Class XGBoostModel<T extends Output<T>>

java.lang.Object
org.tribuo.Model<T>
org.tribuo.common.xgboost.XGBoostModel<T>
All Implemented Interfaces:
com.oracle.labs.mlrg.olcut.provenance.Provenancable<ModelProvenance>, Serializable

public final class XGBoostModel<T extends Output<T>> extends Model<T>
A Model which wraps around a XGBoost.Booster.

XGBoost is a fast implementation of gradient boosted decision trees.

Throws IllegalStateException if the XGBoost C++ library fails to load or throws an exception.

See:

 Chen T, Guestrin C.
 "XGBoost: A Scalable Tree Boosting System"
 Proceedings of the 22nd ACM SIGKDD International Conference on Knowledge Discovery and Data Mining, 2016.
 
and for the original algorithm:
 Friedman JH.
 "Greedy Function Approximation: a Gradient Boosting Machine"
 Annals of statistics, 2001.
 

Note: XGBoost requires a native library, on macOS this library requires libomp (which can be installed via homebrew), on Windows this native library must be compiled into a jar as it's not contained in the official XGBoost binary on Maven Central.

See Also:
  • Field Details

    • models

      protected transient List<ml.dmlc.xgboost4j.java.Booster> models
      The XGBoost4J Boosters.
  • Method Details

    • getInnerModels

      public List<ml.dmlc.xgboost4j.java.Booster> getInnerModels()
      Returns an unmodifiable list containing a copy of each model.

      As XGBoost4J models don't expose a copy constructor this requires serializing each model to a byte array and rebuilding it, and is thus quite expensive.

      Returns:
      A copy of all of the models.
    • setNumThreads

      public void setNumThreads(int threads)
      Sets the number of threads to use at prediction time.

      If set to 0 sets nthreads = num hardware threads.

      Parameters:
      threads - The new number of threads.
    • predict

      public List<Prediction<T>> predict(Dataset<T> examples)
      Uses the model to predict the labels for multiple examples contained in a data set.
      Overrides:
      predict in class Model<T extends Output<T>>
      Parameters:
      examples - the data set containing the examples to predict.
      Returns:
      the results of the predictions, in the same order as the data set generates the example.
    • predict

      public List<Prediction<T>> predict(Iterable<Example<T>> examples)
      Uses the model to predict the label for multiple examples.
      Overrides:
      predict in class Model<T extends Output<T>>
      Parameters:
      examples - the examples to predict.
      Returns:
      the results of the prediction, in the same order as the examples.
    • predict

      public Prediction<T> predict(Example<T> example)
      Description copied from class: Model
      Uses the model to predict the output for a single example.

      predict does not mutate the example.

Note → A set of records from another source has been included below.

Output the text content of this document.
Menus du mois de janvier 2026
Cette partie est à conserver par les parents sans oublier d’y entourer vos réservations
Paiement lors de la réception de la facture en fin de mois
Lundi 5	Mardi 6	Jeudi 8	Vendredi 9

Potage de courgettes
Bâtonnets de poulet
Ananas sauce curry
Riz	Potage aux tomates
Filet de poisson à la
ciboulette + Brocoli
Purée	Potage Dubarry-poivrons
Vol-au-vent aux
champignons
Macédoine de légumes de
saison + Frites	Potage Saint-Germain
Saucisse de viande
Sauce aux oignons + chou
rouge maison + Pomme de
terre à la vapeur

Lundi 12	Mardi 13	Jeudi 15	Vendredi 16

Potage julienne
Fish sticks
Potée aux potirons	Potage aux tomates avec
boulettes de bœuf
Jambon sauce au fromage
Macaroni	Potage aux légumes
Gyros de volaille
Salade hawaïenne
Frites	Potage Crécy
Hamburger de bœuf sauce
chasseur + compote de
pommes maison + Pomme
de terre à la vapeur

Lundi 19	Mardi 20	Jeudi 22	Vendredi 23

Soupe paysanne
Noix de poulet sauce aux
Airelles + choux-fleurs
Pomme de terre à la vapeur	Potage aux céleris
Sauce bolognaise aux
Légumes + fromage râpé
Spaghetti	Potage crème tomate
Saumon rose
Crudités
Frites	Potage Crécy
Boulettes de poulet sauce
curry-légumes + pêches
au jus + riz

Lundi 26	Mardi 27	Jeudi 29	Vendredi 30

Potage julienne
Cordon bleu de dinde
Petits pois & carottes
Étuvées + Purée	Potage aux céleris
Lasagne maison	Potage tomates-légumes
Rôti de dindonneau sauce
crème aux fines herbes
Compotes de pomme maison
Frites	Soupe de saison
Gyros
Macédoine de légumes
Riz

      Throws IllegalArgumentException if the example has no features or no feature overlap with the model.

      Specified by:
      predict in class Model<T extends Output<T>>
      Parameters:
      example - the example to predict.
      Returns:
      the result of the prediction.
    • getTopFeatures

      public Map<String, List<com.oracle.labs.mlrg.olcut.util.Pair<String,Double>>> getTopFeatures(int n)
      Description copied from class: Model
      Gets the top n features associated with this model.

      If the model does not produce per output feature lists, it returns a map with a single element with key Model.ALL_OUTPUTS.

      If the model cannot describe it's top features then it returns Collections.emptyMap().

      Specified by:
      getTopFeatures in class Model<T extends Output<T>>
      Parameters:
      n - the number of features to return. If this value is less than 0, all features should be returned for each class, unless the model cannot score it's features.
      Returns:
      a map from string outputs to an ordered list of pairs of feature names and weights associated with that feature in the model
    • getModelDump

      public List<String[]> getModelDump()
      Returns the string model dumps from each Booster.
      Returns:
      The model dumps.
    • getExcuse

      public Optional<Excuse<T>> getExcuse(Example<T> example)
      Description copied from class: Model
      Generates an excuse for an example.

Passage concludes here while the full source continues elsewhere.